From 1907 to 1910, he served as the military attache to Tokyo.

From 1914 to 1917, he had a tour of duty in China. In 1917, he returned to Tokyo and was military attache to the Imperial Japanese War Mission.

He was promoted to brigadier general with the National Army on August 5, 1917. He commanded the 166th Depot Brigade at Camp Lewis, Washington.

In December 1917, he commanded the 5th Infantry Brigade, camp Greene, North Carolina.

In February and March 1918, he commanded the Third Infantry Division.

Irons retired as a colonel in 1920.

==Awards==
For his service in Japan, Irons was awarded that country's Order of the Rising Sun (Third Class).
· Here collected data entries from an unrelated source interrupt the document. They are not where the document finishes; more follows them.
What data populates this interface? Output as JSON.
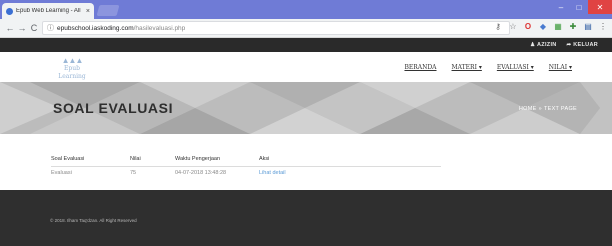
{
  "browser": {
    "tab_title": "Epub Web Learning - All",
    "tab_close": "×",
    "url_host": "epubschool.iaskoding.com",
    "url_path": "/hasilevaluasi.php",
    "nav_back": "←",
    "nav_forward": "→",
    "nav_reload": "C",
    "min": "–",
    "max": "□",
    "close": "✕"
  },
  "topbar": {
    "user_label": "♟ AZIZIN",
    "logout_label": "➦ KELUAR"
  },
  "header": {
    "logo_text": "Epub Learning",
    "menu": [
      {
        "label": "BERANDA"
      },
      {
        "label": "MATERI ▾"
      },
      {
        "label": "EVALUASI ▾"
      },
      {
        "label": "NILAI ▾"
      }
    ]
  },
  "banner": {
    "title": "SOAL EVALUASI",
    "crumb_home": "HOME",
    "crumb_sep": "»",
    "crumb_current": "TEXT PAGE"
  },
  "table": {
    "headers": [
      "Soal Evaluasi",
      "Nilai",
      "Waktu Pengerjaan",
      "Aksi"
    ],
    "rows": [
      {
        "soal": "Evaluasi",
        "nilai": "75",
        "waktu": "04-07-2018 13:48:28",
        "aksi": "Lihat detail"
      }
    ]
  },
  "footer": {
    "copyright": "© 2018. Ilham Taq'dzan. All Right Reserved"
  },
  "colors": {
    "chrome": "#6f7bd6",
    "topbar": "#2a2a2a",
    "banner": "#bcbcbc",
    "footer": "#2f2f2f",
    "link": "#5c9bd6"
  }
}
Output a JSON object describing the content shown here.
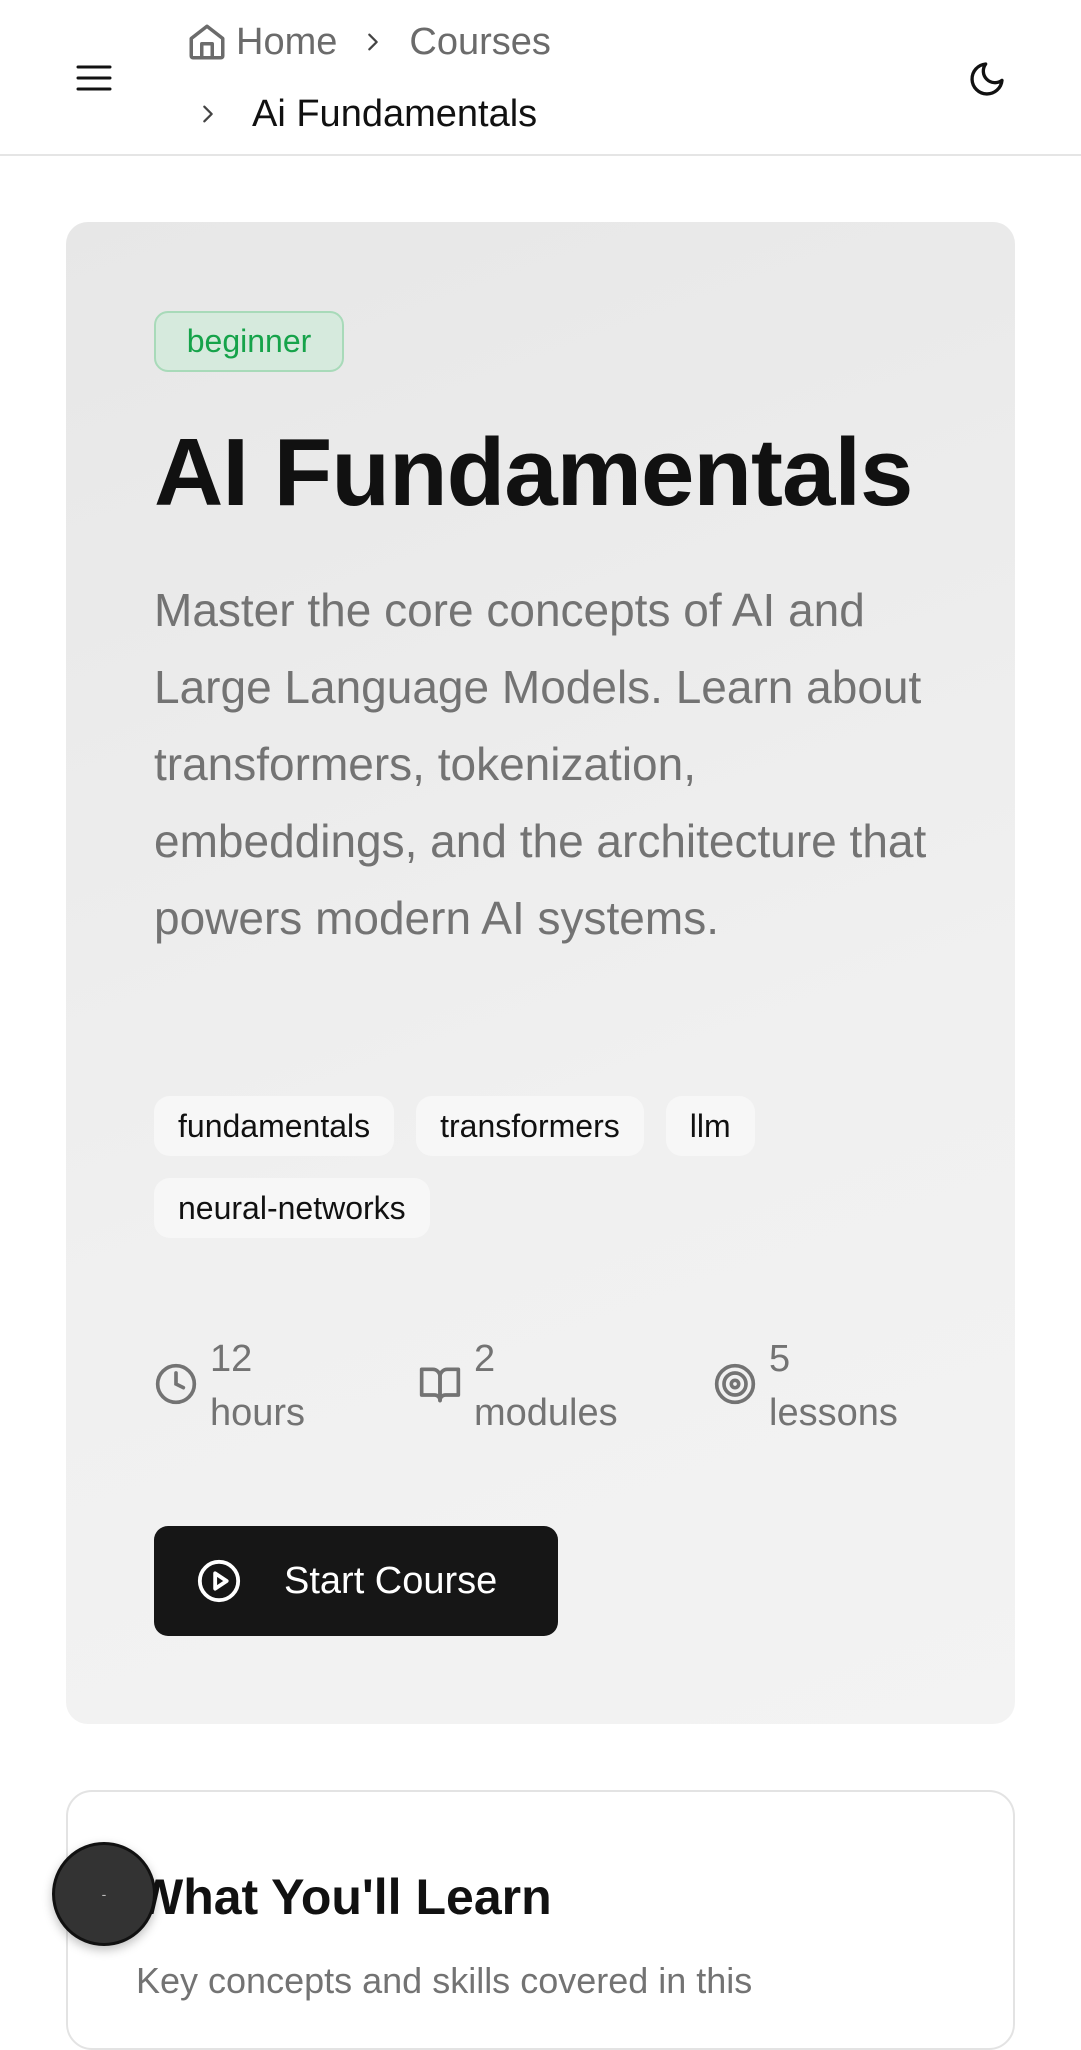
{
  "header": {
    "menu_icon": "hamburger-menu-icon",
    "theme_icon": "moon-icon",
    "breadcrumb": {
      "home_label": "Home",
      "courses_label": "Courses",
      "current_label": "Ai Fundamentals"
    }
  },
  "course": {
    "level_badge": "beginner",
    "title": "AI Fundamentals",
    "description": "Master the core concepts of AI and Large Language Models. Learn about transformers, tokenization, embeddings, and the architecture that powers modern AI systems.",
    "tags": [
      "fundamentals",
      "transformers",
      "llm",
      "neural-networks"
    ],
    "stats": {
      "duration": {
        "number": "12",
        "unit": "hours",
        "icon": "clock-icon"
      },
      "modules": {
        "number": "2",
        "unit": "modules",
        "icon": "book-open-icon"
      },
      "lessons": {
        "number": "5",
        "unit": "lessons",
        "icon": "target-icon"
      }
    },
    "start_button": "Start Course"
  },
  "learn": {
    "title": "What You'll Learn",
    "description": "Key concepts and skills covered in this"
  },
  "fab": {
    "label": "-"
  },
  "colors": {
    "badge_text": "#16a34a",
    "badge_bg": "#d6eadd",
    "primary_button": "#161616",
    "muted_text": "#737373"
  }
}
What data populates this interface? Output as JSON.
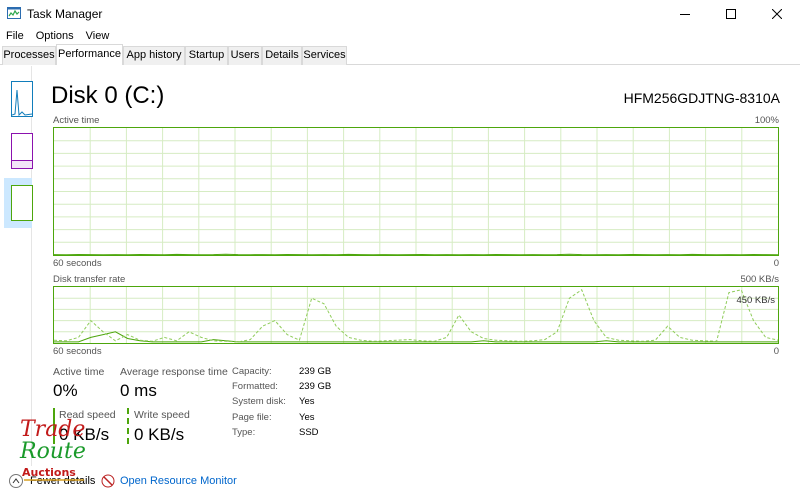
{
  "window": {
    "title": "Task Manager",
    "controls": [
      "minimize",
      "maximize",
      "close"
    ]
  },
  "menu": [
    "File",
    "Options",
    "View"
  ],
  "tabs": [
    {
      "label": "Processes",
      "active": false
    },
    {
      "label": "Performance",
      "active": true
    },
    {
      "label": "App history",
      "active": false
    },
    {
      "label": "Startup",
      "active": false
    },
    {
      "label": "Users",
      "active": false
    },
    {
      "label": "Details",
      "active": false
    },
    {
      "label": "Services",
      "active": false
    }
  ],
  "sidebar": {
    "items": [
      {
        "name": "cpu",
        "color": "#117dbb"
      },
      {
        "name": "memory",
        "color": "#8b12ae"
      },
      {
        "name": "disk",
        "color": "#4da60c",
        "selected": true
      }
    ]
  },
  "header": {
    "title": "Disk 0 (C:)",
    "model": "HFM256GDJTNG-8310A"
  },
  "active_graph": {
    "label": "Active time",
    "max_label": "100%",
    "time_label": "60 seconds",
    "min_label": "0",
    "color": "#4da60c",
    "values": [
      0.3,
      0.2,
      0.4,
      0.3,
      0.2,
      0.3,
      0.2,
      0.4,
      0.3,
      0.2,
      0.5,
      0.3,
      0.2,
      0.3,
      0.6,
      0.3,
      0.2,
      0.3,
      0.2,
      0.4,
      0.3,
      0.2,
      0.3,
      0.2,
      0.5,
      0.3,
      0.2,
      0.3,
      0.2,
      0.3,
      0.4,
      0.2,
      0.3,
      0.2,
      0.3,
      0.2,
      0.4,
      0.3,
      0.2,
      0.3,
      0.2,
      0.3,
      0.6,
      0.3,
      0.2,
      0.3,
      0.2,
      0.4,
      0.3,
      0.2,
      0.3,
      0.2,
      0.5,
      0.3,
      0.2,
      0.3,
      0.2,
      0.4,
      0.3,
      0.2
    ]
  },
  "transfer_graph": {
    "label": "Disk transfer rate",
    "max_label": "500 KB/s",
    "secondary_label": "450 KB/s",
    "time_label": "60 seconds",
    "min_label": "0",
    "color": "#4da60c",
    "read_values": [
      2,
      2,
      2,
      10,
      15,
      20,
      8,
      4,
      2,
      2,
      2,
      2,
      2,
      6,
      4,
      2,
      2,
      2,
      2,
      2,
      2,
      2,
      2,
      2,
      2,
      2,
      2,
      2,
      2,
      2,
      2,
      2,
      2,
      2,
      2,
      4,
      2,
      2,
      2,
      2,
      2,
      2,
      2,
      2,
      2,
      4,
      2,
      2,
      2,
      2,
      2,
      2,
      2,
      2,
      2,
      2,
      2,
      2,
      2,
      2
    ],
    "write_values": [
      5,
      4,
      10,
      40,
      20,
      4,
      15,
      5,
      3,
      10,
      4,
      20,
      10,
      4,
      3,
      2,
      6,
      30,
      40,
      15,
      5,
      80,
      70,
      30,
      10,
      5,
      3,
      4,
      5,
      6,
      4,
      3,
      10,
      50,
      20,
      8,
      5,
      4,
      3,
      4,
      6,
      20,
      80,
      95,
      40,
      10,
      5,
      4,
      3,
      5,
      30,
      10,
      5,
      4,
      3,
      90,
      95,
      40,
      10,
      5
    ]
  },
  "stats": {
    "active_time": {
      "label": "Active time",
      "value": "0%"
    },
    "avg_response": {
      "label": "Average response time",
      "value": "0 ms"
    },
    "read_speed": {
      "label": "Read speed",
      "value": "0 KB/s"
    },
    "write_speed": {
      "label": "Write speed",
      "value": "0 KB/s"
    }
  },
  "properties": [
    {
      "key": "Capacity:",
      "value": "239 GB"
    },
    {
      "key": "Formatted:",
      "value": "239 GB"
    },
    {
      "key": "System disk:",
      "value": "Yes"
    },
    {
      "key": "Page file:",
      "value": "Yes"
    },
    {
      "key": "Type:",
      "value": "SSD"
    }
  ],
  "footer": {
    "fewer_details": "Fewer details",
    "resource_monitor": "Open Resource Monitor"
  },
  "watermark": {
    "line1": "Trade",
    "line2": "Route",
    "line3": "Auctions"
  }
}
After his death, Irons was officially cited twice for heroism, once for gallantry while fighting at El Caney on July 1, 1898, and once for bravery while fighting Filipino insurgents in Cainta on March 16, 1899.

In 1930, the U.S. Congress passed legislation allowing World War I general officers to retire at the highest rank they had held. This law included a provision for officers who had died since the war, and Irons' rank of brigadier general was posthumously restored.

==Personal life ==
Irons married Florence Farrell on June 7, 1888. Florence Farrell's sister Frances was the wife of Brigadier General George Henson Estes.

==Death and legacy==
Irons died on July 20, 1921, in Sant'Agnello di Sorrento, Italy.